The reasons for this misunderstanding are likely two-fold. First, it may result from inadequate training and follow-on ready room tactics and doctrine tie-in discussions. SROE basic principles need to be known and practiced instinctively.
The second and more likely cause of this confusion is the aircraft commander's not-uncommon failure to distinguish and differentiate between self-defense and mission accomplishment measures. This usually manifests itself in the operator's (wrongful) belief that the right of self-defense is somehow displaced or replaced by mission-specific measures. The other side of the same coin is the operator's equally mistaken belief that the lack of such an affirmative, permissive mission accomplishment measure, expressly authorizing self-defense, equates to a prohibition. We do this to ourselves when operational commanders adopt supplemental measures purporting the authorization of self-defensive measures, continue in the practice of promulgating affirmative, permissive supplemental measures for mission accomplishment, and fail to segregate self-defense and mission accomplishment supplemental measures in secondary sources, such as operational taskings, special instructions, ROE cards, etc.
A Lesson Learned
Master this cartoon and you have mastered the fundamentals of our standing rules of engagement. Use it to prompt meaningful wardroom or ready room discussion by asking, "What's wrong with this picture?" Anyone trained properly in the basics should have no problem explaining the aircraft commander's futility in consulting the "ROE" in responding to the attack.
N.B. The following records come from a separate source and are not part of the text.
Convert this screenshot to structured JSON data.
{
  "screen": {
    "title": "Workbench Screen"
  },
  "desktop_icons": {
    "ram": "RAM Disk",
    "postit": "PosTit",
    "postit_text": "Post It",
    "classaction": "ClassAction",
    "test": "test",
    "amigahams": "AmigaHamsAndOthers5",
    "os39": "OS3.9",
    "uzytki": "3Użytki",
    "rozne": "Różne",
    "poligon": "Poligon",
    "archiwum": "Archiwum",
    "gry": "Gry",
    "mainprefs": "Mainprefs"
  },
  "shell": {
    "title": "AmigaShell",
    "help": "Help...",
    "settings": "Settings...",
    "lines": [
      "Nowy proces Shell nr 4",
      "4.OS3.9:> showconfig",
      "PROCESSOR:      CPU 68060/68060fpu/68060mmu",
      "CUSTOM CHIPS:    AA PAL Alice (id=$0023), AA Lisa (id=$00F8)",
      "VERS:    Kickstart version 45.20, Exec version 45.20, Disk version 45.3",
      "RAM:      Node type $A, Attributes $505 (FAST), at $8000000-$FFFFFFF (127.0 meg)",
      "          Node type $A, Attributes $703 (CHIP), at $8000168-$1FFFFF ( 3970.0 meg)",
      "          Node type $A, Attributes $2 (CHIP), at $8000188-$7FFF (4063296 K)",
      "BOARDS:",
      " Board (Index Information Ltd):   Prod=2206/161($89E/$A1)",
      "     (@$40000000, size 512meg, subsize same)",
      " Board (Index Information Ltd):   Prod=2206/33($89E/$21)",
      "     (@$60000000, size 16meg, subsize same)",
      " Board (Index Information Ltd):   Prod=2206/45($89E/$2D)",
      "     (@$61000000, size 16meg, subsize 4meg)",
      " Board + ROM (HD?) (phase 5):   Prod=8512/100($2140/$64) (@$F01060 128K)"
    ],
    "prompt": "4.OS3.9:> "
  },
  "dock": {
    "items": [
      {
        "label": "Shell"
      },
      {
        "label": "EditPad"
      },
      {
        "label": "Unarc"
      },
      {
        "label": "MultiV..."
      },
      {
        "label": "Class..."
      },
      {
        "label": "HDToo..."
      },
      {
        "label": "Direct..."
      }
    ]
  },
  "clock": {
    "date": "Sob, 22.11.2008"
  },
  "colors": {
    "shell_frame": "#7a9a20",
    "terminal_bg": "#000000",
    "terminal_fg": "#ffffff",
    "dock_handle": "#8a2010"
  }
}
Discussion also should touch on important factors of operational environmental, strategic, and operational objectives, force protection, combat identification, unit capabilities, response options against disengaging forces, and nonlethal response options.
Those who focus on the aircraft commander's mindset, acknowledge similar confusion, and recognize the potentially fatal disadvantages of being on mission untrained and unprepared score extra points. If they fail to recognize these shortfalls, your ROE training program has failed. And if your ROE program fails, your operators fail. When they fail, people die. It is that simple.
So, what is wrong with this picture? Nothing, after all. This picture is worth a thousand words.
Commander Palmer is executive officer, Trial Service Office Pacific, Pearl Harbor, Hawaii. Having served in the Navy legal services field from Adak, Alaska, to Mayport, Florida, he is admitted to practice before the Supreme judicial Court for the Commonwealth of Massachusetts, the U.S. District Court for the District of Massachusetts, the U.S. First Circuit Court of Appeals, the U.S. Claims Court, and the U.S. Court of Appeals for the Armed Forces.